The word "bunyip" first appeared in print in July 1845, under a Geelong Advertiser headline: "Wonderful Discovery of a New Animal". But an edition of the Warrnambool Examiner, dated May 12, 1857, dismissed "stupid and idle stories" about bunyips, concluding: "It's obvious that the bunyip is a mere tradition of the crocodile, with which the northern rivers abound."

Australian Museum naturalist George Bennett was first to suggest formally (in 1871) that the bunyip might be an indigenous cultural memory of extinct Australian megafauna, passed down through oral tradition. By 1991, the authors of Vertebrate Palaeontology of Australasia were postulating that, "When confronted with the remains of some of the now extinct Australian marsupials, Aborigines would often identify them as the bunyip."

And in 1998, geologist Greg McNamara told Australian Geo-graphic magazine his theory that the remembered bunyip was actually a prehistoric turtle, Meiolania prisca, "a most impressive beast" up to two metres long with a metre-long, bony club tail and curved 25-centimetre horns.

Aborigines' and Europeans' shared uncertainty colours the bunyip's meaning even today. By the 1850s, the word came to denote imposture and pretension: in 1853, radical lawyer and political activist Daniel Deniehy lampooned William Wentworth's bid for a hereditary peerage in Australia by branding it a "bunyip aristocracy". Prime Minister Paul Keating used the same phrase to ridicule his Liberal opponents in Parliament.

The 1970 comedy/documentary The Naked Bunyip dealt frankly with Australian sexuality. Director John Murray had read a story in which a bunyip didn't know what sort of creature it was. "We, as Australians, did not have a strong sense of identity, either," Murray recalled in 2005. "Were we a myth, too? Why not strip this creature bare and find out what it is made of?"

Australian parents used the indigenous stories to warn their children away from the bush. In colonial times, kids regularly drowned in waterholes or died of exposure, so these scary tales were practical. But as children's entertainment strove to build a self-consciously Australian vocabulary in the early 20th century, bunyips began to appear as literary monsters.

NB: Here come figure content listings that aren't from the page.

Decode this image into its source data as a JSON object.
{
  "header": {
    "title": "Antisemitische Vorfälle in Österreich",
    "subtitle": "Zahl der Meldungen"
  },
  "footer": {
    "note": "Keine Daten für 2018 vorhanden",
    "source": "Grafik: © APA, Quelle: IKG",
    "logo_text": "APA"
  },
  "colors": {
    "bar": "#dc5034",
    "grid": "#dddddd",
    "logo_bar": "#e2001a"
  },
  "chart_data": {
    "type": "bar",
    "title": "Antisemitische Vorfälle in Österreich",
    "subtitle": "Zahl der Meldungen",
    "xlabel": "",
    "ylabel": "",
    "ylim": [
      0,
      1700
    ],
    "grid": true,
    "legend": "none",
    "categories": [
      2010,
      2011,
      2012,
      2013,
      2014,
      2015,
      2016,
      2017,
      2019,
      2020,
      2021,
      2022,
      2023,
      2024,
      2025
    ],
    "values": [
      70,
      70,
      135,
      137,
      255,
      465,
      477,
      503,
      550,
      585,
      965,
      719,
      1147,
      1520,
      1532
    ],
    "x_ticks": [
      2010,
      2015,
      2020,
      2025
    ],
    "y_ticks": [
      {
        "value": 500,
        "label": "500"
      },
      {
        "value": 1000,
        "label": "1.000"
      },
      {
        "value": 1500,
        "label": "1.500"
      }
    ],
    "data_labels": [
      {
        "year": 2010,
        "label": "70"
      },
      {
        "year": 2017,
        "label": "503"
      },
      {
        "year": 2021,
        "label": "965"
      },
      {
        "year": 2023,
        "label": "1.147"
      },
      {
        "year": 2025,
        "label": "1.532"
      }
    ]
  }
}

The children's pantomime The Bunyip was the Wiggles of its day, playing from 1916 to 1924. A stunningly elaborate production, it featured indigenous actors throwing boomerangs out over the crowd!

But by the 1957 children's musical The Bunyip and the Satellite, the bunyip had become wise and whimsical, advising children how to defeat the wicked Bush Fire Spirit. Barry Humphries, who played the bunyip, described it as a "prancing bird-like clown with a falsetto that inevitably got huskier after 12 performances a week".

Humphries also presided over a giant bunyip float in the 1958 Moomba parade and starred in a Channel Seven TV series. He fled from bunyip typecasting by moving to London in 1959. But by then, kindly bunyips were the go — especially Michael Salmon's pink Alexander Bunyip, who ate Canberra in 1972 and will soon get his own statue outside the Gungahlin library.

Nonetheless, the bunyip retained an undercurrent of fear. As a child I remember finding the Ron Brooks illustrations in The Bunyip of Ber-keley's Creek (1973) deeply disturbing. And Patricia Wrightson's The Ice Is Coming (1977) featured the chilling description: "Its red eyes were like death and its bellow was like fear . . . You could not tell what it was except that it was dreadful . . ."

Perhaps the last hurrah of bunyip-related childhood terror is a Facebook group called "I Was Freaked Out By The Bunyip In Dot And The Kangaroo". In the 1977 animated film, amid Godzilla-esque roars and horror-film strings, Maurie Wilmore crooned ominously: "So you better come home quickly/and you better hide very soon/or the Bunyip's going to get you/in the Bunyip moon".

There must be many emotionally scarred Gen-Xers out there. But I say: let's scar Gen Y! Recent local horror films have tended to focus on vengeful ghosts, killer wildlife and sadistic torturers in remote areas, or have imported vampire and zombie narratives to Australia. Clearly, the time is ripe for the bunyip's chilling return to Australian popular culture.